Foto: Juliana R.
Galeria Jaqueline Martins, São Paulo - 2019
não sei por onde começar poderia ser um pixo nos muros do Cemitério da Consolação na cidade de São Paulo. É frase dita pelo artista Hudinilson Jr. em entrevista concedida a Ricardo Resende e Maria
Olímpio Vassão entre 2011 e 2012.
Já que espelhos partidos refletem muito
mais luas sob o chão, imaginemos então três realidades olhando para o satélite.
Essa performance é dedicada a Hudinilson.
Junto do desejo de discutir questões referentes à fragilidade e noções conectadas ao erotismo, não sei por onde começar é uma performance realizada a convite da Galeria Jaqueline Martins para a exposição individual do artista falecido Hudinilson Jr.
ficha técnica
Direção: Bruno Levorin Coreografia: Bruno Levorin Criação: Bruno Levorin, Gilmar Frausto, Lau e Maitê Lacerda. Interlocução e folha de sala: Bruno Mendonça Agradecimentos: Centro Cultural São Paulo, Sônia Sobral, Clarissa Sacchelli, Luan Banzai, Juliana R., Gustavo Ciríaco, Antônio Pedro Lopes, Jaqueline Martins e Hudnilson Jr.
Classificação: 12 anos.
Apresentações: Galeria Jaqueline Martins - São Paulo
Vídeo com extratos do trabalho:
Edição: Bruno Levorin
Galeria Jaqueline Martins - 2019
São Paulo, Março - 2021
No fim de cada capítulo entitulado como "encontro", um comentario aparecerá traçando questões pessoais e emocionais que contaminaram a produção de sentido de cada gesto.

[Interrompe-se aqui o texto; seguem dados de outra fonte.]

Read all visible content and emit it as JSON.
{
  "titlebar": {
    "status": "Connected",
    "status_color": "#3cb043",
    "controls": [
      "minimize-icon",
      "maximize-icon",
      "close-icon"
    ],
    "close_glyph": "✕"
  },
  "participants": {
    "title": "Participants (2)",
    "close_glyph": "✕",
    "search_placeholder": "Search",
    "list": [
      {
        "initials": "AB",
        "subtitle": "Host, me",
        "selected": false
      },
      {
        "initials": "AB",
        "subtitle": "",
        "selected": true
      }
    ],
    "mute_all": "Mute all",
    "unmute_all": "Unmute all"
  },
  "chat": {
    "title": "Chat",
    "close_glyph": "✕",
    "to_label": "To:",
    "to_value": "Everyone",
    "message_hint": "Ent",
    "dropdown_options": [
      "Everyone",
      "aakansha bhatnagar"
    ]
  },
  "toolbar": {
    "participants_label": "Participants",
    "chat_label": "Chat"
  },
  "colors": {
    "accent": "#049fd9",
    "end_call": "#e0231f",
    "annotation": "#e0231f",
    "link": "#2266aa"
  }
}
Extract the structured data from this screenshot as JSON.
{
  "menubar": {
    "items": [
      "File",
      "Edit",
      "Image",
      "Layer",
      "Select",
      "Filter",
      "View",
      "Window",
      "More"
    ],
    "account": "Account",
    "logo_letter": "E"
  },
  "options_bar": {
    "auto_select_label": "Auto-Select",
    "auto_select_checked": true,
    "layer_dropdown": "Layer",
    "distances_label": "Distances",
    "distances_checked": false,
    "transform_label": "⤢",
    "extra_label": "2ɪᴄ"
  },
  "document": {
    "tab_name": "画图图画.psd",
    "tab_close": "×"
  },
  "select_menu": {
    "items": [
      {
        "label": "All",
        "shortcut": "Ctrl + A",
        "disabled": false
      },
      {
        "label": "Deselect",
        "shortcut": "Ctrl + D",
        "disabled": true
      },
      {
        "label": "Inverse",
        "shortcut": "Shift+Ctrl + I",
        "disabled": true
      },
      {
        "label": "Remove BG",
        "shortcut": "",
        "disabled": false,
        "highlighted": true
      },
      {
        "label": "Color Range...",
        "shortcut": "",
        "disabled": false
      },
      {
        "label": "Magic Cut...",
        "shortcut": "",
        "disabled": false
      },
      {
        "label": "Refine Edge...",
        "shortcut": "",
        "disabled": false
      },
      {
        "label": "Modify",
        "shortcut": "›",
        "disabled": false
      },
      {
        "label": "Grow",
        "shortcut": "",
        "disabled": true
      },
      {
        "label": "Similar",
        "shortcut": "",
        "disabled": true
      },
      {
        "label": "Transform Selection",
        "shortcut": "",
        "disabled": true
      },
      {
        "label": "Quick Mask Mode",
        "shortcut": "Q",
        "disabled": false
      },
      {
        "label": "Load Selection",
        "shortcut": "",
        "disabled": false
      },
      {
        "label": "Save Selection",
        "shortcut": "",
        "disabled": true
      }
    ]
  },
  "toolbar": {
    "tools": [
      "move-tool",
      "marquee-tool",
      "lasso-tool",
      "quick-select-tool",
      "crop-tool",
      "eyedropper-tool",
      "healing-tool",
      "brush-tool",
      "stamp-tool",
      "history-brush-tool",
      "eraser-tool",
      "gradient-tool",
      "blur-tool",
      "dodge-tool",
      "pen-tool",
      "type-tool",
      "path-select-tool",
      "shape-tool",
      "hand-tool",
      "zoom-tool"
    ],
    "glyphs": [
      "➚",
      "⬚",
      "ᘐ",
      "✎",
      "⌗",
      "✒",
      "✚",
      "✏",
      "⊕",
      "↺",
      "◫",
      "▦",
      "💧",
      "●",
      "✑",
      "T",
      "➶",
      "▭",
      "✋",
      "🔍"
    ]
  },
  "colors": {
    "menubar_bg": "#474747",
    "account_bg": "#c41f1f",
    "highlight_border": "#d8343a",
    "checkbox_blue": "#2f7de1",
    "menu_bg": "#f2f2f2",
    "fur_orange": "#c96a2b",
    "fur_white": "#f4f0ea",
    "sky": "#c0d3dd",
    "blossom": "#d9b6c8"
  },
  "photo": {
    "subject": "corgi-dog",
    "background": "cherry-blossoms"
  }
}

O espaço está preenchido de gente. Junto dessa gente estão Fraus, Maitê e Lau. Fraus atravessa a sala segurando uma garrafa de água com a mão esquerda. Chegando em um determinado lugar, depois de percorrer uma distância de aproximadamente 7 passos, ele se agacha e derruba o líquido no chão. Ainda agachado, com as mãos, contorna o líquido que deseja se esparramar. Ele cria uma pequena lagoa, dando forma e escala para essa geografia que insiste em desmanchar.
Enquanto Fraus se levanta para deixar a garrafa de lado, encostada em uma das paredes do espaço, e se distanciar da lagoa, Maitê e Lau engatinham ao seu encontro. Ao perceber o movimento de aproximação dos dois, Fraus também começa a engatinhar até encontrá-los. O encontro se dá a mais ou menos 4 passos da água no chão. Os três se sentam, olhando uns para os outros.
Primeiro encontro: amarrar os sapatos.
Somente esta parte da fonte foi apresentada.